Die Unbekannte heißt Benny Gantz
Verschiedene Umfragen geben Netanjahus Likud-Partei zwischen 27 und 31 Mandate, gefolgt mit großem Abstand von der antizionistisch-arabischen Vereinten Liste, die vermutlich wieder auf 13 Sitze im Parlament kommt. Einzige Unbekannte im bevorstehenden Wahlkampf ist Benny Gantz, ehemals Generalstabschef, der aktuell sogar populärer ist als Netanjahu. Gantz will in die Politik, unklar ist, welcher Partei er sich anschließt oder ob er eine eigene Liste gründet. Dem Likud wird Gantz, egal, wie er sich entscheidet, nicht bedrohlich werden, und damit auch Netanjahu nicht, aber er könnte ihm als starker Koalitionspartner oder auch in der Opposition das Leben schwer machen.
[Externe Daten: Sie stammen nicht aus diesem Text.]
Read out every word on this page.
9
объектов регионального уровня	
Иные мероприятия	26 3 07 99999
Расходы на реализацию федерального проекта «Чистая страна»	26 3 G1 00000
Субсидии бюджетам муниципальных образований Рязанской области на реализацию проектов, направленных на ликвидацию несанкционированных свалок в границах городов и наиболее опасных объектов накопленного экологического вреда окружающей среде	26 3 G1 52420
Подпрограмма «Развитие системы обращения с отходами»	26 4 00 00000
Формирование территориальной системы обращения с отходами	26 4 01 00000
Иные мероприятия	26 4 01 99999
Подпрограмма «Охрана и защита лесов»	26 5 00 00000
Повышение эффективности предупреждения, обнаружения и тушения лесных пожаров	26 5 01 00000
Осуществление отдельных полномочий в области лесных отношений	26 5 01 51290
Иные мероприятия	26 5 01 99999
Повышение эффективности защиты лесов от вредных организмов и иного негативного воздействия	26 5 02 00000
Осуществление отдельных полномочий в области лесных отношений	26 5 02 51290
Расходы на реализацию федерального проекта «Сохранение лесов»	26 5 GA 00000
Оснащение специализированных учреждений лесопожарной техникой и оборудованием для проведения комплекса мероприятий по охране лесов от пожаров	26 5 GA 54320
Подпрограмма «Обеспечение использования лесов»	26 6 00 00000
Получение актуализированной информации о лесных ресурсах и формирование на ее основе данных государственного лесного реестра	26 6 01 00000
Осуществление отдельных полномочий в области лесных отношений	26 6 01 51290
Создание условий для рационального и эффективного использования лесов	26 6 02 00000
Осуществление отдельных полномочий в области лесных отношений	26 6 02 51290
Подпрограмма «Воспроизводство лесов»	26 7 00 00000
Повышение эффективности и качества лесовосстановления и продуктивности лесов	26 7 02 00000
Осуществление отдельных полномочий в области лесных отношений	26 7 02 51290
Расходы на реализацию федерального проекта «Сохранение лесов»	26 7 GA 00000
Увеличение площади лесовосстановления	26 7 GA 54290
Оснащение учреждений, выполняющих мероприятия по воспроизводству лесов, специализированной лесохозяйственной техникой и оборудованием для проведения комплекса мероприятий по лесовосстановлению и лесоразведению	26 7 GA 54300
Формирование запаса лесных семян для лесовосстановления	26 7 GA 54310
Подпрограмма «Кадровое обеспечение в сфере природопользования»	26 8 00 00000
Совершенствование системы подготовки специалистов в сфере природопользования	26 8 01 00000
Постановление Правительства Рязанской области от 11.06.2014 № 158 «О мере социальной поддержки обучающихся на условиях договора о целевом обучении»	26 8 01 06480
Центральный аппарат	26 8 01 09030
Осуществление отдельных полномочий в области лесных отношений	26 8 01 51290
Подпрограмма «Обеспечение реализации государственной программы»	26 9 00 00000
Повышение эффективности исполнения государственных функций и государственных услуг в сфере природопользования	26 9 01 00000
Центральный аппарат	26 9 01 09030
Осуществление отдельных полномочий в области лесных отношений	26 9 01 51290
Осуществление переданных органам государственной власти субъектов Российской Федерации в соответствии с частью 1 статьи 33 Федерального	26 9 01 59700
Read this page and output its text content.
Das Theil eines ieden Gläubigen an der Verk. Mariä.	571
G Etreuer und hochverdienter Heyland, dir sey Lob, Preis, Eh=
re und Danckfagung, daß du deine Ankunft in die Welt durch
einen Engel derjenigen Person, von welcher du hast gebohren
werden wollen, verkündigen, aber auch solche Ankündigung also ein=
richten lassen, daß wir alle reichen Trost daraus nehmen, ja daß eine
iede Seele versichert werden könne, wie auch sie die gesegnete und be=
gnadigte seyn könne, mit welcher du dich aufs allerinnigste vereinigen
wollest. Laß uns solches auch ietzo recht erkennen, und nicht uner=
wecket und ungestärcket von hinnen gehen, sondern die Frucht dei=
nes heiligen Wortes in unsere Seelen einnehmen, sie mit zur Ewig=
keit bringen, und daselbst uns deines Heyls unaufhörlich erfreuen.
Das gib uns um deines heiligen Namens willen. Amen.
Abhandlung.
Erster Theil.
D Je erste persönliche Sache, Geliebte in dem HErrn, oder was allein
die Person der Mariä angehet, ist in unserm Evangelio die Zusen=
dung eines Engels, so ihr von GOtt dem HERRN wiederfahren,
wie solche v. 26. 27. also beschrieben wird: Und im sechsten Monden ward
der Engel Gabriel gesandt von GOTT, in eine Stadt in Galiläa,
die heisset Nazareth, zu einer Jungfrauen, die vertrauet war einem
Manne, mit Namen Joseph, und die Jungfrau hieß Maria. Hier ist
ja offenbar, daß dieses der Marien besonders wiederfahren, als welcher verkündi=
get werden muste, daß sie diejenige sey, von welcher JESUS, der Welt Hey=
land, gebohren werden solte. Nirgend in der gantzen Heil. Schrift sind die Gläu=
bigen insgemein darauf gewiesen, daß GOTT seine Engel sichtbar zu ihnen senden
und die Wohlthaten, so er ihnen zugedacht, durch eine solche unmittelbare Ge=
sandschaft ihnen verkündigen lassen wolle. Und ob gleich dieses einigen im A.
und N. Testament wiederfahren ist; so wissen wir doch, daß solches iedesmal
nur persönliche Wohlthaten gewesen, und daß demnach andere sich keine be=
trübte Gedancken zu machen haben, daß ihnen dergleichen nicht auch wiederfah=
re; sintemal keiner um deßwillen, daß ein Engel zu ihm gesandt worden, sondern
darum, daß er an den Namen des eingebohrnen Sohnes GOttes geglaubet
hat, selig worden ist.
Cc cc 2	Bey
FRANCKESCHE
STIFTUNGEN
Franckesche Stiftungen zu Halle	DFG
Die Opposition begrüßte die Entscheidung für vorgezogene Wahlen. „Zum ersten Mal stimmt die Knesset für ein gutes Gesetz“, resümierte Mossi Raz von der linksliberalen Meretz die ausgehende Regierungszeit, die weder das Ende der Besatzung noch die Zweistaatenlösung nähergebracht habe. Der sozialdemokratische Abgeordnete Eyal Ben-Reuven von der Zionistischen Union pfiff gleich den Wahlkampf an. Die Auflösung der Knesset sei eine Chance, um „den Schaden“, den Netanjahus Regierung „der Demokratie und Gleichberechtigung“ in Israel angetan habe, zu beheben.
Die ihm früher oder später bevorstehende Anklage tut Netanjahus Popularität keinen Abbruch, und die Wähler bestrafen den Likud auch nicht dafür, dass er Gesetze vorantrieb, um Polizei, Gerichten und Medien die Flügel zu beschneiden. Schuld an dem Fait accompli ist die Zionistische Union selbst, die von 24 auf ganze zwölf Mandate abzurutschen droht. Die bislang größte Oppositionspartei hat mit ihrem Spitzenkandidaten, Avi Gabai, Netanjahu wenig entgegenzusetzen. Gabai, der vor seiner Zeit als Parteivorsitzender erfolgreicher Geschäftsmann war, überzeugt als Sozialdemokrat so wenig wie als Friedenspolitiker.